Sampot was desolate, wide swathes of parched plots devastated by rampant logging, and cut off from the world. When we got to the ramshackle town, it took some time to rustle up the "focus group" of toughened Khmer men and women to talk about their plans for integrating into a contentious Khmer "democracy". I cast a glance at the dingy cots and decided we would drive back to Battambang that night. Kennaro agreed. But he knew better than me what came in the dark.
Slowy, painfully, the van heaved over potholes along the former KR highway. It was as black as the belly of a whale.
The headlight five men wildly waving. Then I saw the rifles, then in one sickened moment, I realized what it meant. Kennaro had already gripped the driver’s shoulder, speaking urgently in Khmer. The driver pumped down on the old car. It tumbled foward. They called out, garbled drunk and angry. But they didn't shoot. And they waved us past.
We sat in a blank silence. Then Kennaro began to talk. He was a Khmer Rouge soldier, he'd chosen to survive. At the end, when the Vietnamese arrived, he fled with two buddies to the Thai border. It was a moonless rainy night. "We walked on to a muddy minefield," Kennaro's voice dangled in the dark. Tripping over mangled bodies, they realized too late. There was one explosion. The two waited, called out, waited.

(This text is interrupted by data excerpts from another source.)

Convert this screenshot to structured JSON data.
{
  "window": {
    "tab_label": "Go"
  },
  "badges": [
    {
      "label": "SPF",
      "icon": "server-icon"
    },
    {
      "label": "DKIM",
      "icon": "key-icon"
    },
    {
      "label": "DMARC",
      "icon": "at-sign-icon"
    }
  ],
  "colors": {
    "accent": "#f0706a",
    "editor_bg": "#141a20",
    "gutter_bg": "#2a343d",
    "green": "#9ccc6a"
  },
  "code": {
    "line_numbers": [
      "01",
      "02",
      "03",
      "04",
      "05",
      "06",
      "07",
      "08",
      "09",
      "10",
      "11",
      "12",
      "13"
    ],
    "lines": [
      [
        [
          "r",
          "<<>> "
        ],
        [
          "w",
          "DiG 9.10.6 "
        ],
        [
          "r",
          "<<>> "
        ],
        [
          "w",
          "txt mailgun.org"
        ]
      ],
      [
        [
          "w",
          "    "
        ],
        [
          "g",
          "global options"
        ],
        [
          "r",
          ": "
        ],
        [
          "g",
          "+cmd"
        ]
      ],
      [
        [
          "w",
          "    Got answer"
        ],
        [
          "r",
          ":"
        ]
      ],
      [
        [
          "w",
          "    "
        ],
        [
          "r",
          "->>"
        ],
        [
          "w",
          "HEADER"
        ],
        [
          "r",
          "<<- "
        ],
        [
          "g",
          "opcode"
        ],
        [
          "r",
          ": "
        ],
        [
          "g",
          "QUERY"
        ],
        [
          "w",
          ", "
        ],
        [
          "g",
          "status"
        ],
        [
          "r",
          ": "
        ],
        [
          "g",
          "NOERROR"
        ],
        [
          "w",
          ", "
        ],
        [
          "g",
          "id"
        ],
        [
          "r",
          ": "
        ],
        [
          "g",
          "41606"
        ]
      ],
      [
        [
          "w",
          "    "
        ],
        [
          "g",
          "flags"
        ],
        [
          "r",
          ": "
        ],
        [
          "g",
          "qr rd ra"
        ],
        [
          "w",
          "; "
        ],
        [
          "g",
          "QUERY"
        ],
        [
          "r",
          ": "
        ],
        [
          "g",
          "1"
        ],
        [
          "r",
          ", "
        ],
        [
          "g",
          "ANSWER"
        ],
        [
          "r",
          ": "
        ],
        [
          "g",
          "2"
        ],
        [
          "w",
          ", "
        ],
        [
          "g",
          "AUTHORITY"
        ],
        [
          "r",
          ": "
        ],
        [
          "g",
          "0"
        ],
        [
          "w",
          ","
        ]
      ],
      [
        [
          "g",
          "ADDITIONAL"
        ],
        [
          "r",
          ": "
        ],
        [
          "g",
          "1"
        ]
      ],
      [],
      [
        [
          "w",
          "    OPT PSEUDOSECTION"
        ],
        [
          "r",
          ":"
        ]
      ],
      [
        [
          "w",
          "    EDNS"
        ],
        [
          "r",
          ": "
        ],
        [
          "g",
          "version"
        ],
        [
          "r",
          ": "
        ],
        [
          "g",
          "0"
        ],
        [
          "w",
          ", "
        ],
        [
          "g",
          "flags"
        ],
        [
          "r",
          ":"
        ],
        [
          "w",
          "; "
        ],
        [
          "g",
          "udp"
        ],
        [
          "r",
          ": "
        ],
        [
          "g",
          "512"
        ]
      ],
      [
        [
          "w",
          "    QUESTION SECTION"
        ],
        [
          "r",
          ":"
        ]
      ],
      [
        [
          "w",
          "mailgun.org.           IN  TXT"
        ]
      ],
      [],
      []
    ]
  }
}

Then, inching forward, one step, next. Kennaro heard a second blast. His second friend, weak with shock, cried that his legs were gone. "I crawled across the border." He landed in the hands of casually cruel Thai border police who conscripted him as their servant.
There were a thousand thousand stories. In the Philippine camp, we'd collected them from families enroute to America. Each story its own horror.
But this story was a painful particular gift, this testamony in the dark. I remember this story as I stared at the headlight tunnel before us. Maybe Kennaro told it because of the afternoon among Khmer Rouge, maybe the near escape from a KR bandit’s “jackpot”– a foreign woman with no body guard in a car on a dark passage in the poorest and least patrolled part of Cambodia.
What we escape and how we retell it. What it means to witness.
This is a reflection on those who tell the story. But not those who are chosen to receive it.
Sisterhood after Terrorism
I wanted to know about "sisterhood after terrorism."
Here, I was subject to my own interviews, a Taglish-speaking “Manila girl,” my first seventeen years raised there (see Manila Days, blog memoir) with "fraternal workers" on church and social justice. I was also white, an American, aligned with one or more divides of the left. Here, my parents, my credentials, and who had “spoken for me” barred or opened access.
While in Cambodia interviewing Cambodian Americans, I was an authoritative citizen. In the Philippines, I was, as I sometimes ruefully put it, “target practice.” I was standing in for the enemy.